Unos meses más tarde, en diciembre, la misma Unicef alertó que, en una encuesta realizada en conjunto con el Alto Comisionado de las Naciones Unidas para los Refugiados (ACNUR), más del 30% de los niños y niñas no acompañados identificaron “algún tipo de violencia como el principal detonante de su desplazamiento, lo que a su vez afectó su capacidad para acceder a los servicios esenciales, incluida la escuela en sus países de origen”.
Otra de las consecuencias de la pandemia ha sido un aumento de la vulnerabilidad de niños y niñas en albergues y centro de detención, pues se redujo el número de trabajadores humanitarios y han escaseado los recursos básicos.
En muchos casos, la situación empeora por la acción de los propios cuerpos de seguridad. En septiembre pasado, desde México, organizaciones como el Centro por la Justicia y el Derecho Internacional (CEJIL), Frontline Defenders o la Iniciativa Mesoamericana de Mujeres Defensoras de Derechos Humanos, emitieron un pronunciamiento conjunto en el que denunciaron el aumento de “violencia y el persistente clima de hostilidad en contra de las personas migrantes, periodistas, y defensoras y defensores de los derechos de las personas migrantes en el sureste mexicano”, particularmente, en los estados de Chiapas y Tabasco, donde “se han enfrentado a una nueva oleada de hostigamiento por parte de elementos de la Guardia Nacional y del Instituto Nacional de Migración (INM)”.

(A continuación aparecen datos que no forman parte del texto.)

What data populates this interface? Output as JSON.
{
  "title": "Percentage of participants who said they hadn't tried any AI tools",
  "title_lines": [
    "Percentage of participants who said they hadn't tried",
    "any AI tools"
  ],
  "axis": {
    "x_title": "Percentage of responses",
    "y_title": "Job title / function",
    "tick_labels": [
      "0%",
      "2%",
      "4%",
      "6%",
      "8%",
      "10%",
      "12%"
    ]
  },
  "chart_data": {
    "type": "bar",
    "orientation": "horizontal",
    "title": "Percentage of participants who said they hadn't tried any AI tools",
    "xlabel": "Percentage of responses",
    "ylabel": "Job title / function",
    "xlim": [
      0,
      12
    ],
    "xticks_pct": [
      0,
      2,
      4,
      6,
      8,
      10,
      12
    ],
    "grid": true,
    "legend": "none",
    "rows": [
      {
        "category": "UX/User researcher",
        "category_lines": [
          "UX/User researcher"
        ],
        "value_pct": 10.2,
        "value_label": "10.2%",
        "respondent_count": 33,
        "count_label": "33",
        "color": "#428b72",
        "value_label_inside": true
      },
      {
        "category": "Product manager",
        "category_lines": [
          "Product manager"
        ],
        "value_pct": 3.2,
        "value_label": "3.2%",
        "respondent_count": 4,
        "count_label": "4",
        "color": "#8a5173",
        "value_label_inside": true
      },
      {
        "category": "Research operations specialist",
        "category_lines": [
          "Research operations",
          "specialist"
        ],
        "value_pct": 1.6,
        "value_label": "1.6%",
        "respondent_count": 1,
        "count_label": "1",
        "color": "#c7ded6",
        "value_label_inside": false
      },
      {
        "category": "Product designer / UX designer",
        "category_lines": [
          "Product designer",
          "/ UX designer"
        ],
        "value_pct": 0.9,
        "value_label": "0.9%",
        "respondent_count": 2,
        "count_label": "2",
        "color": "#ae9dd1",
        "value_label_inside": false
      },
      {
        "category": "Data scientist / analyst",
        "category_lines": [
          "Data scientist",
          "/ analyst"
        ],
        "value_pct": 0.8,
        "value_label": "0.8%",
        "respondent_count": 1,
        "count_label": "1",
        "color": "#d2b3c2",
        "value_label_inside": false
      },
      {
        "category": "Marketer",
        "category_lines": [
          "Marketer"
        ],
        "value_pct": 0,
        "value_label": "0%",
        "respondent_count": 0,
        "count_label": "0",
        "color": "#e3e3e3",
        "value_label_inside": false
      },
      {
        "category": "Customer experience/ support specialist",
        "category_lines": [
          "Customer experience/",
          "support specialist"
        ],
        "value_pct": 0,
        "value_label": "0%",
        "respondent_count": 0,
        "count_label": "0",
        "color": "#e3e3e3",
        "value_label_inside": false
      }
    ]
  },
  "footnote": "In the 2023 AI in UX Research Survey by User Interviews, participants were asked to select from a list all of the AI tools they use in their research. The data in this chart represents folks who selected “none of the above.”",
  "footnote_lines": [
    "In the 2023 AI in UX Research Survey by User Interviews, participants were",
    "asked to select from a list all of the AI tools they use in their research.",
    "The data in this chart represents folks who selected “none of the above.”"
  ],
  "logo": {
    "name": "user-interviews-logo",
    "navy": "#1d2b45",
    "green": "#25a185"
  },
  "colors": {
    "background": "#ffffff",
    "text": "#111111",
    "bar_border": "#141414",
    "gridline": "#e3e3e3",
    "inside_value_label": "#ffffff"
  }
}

Una mención particular merece el caso del albergue para migrantes Casa Betania – Santa Martha, en Chiapas. En lo que va de 2021, en tres ocasiones, sujetos desconocidos han intentado entrar con el pretexto de buscar a una supuesta menor desaparecida. La última de esas agresiones fue particularmente violenta y se dio el 12 de octubre, cuando ocho sujetos armados y vestidos de civil irrumpieron en el albergue, alegando ser de “la fiscalía”, aunque no portaban identificación.
Luego de agredir a un migrante, quien grabó lo ocurrido con su teléfono, y de retener de forma violenta al psicólogo del albergue, los sujetos armados abandonaron el sitio tras confirmar que la supuesta menor de edad no se encontraba en el lugar.
Un informe de la propia OIM (“Implicaciones en las políticas de migración infantil a causa de la COVID-19”), apunta a que se ha terminado utilizando la pandemia como excusa para endurecer la acción de las autoridades y aumentar la devolución de menores.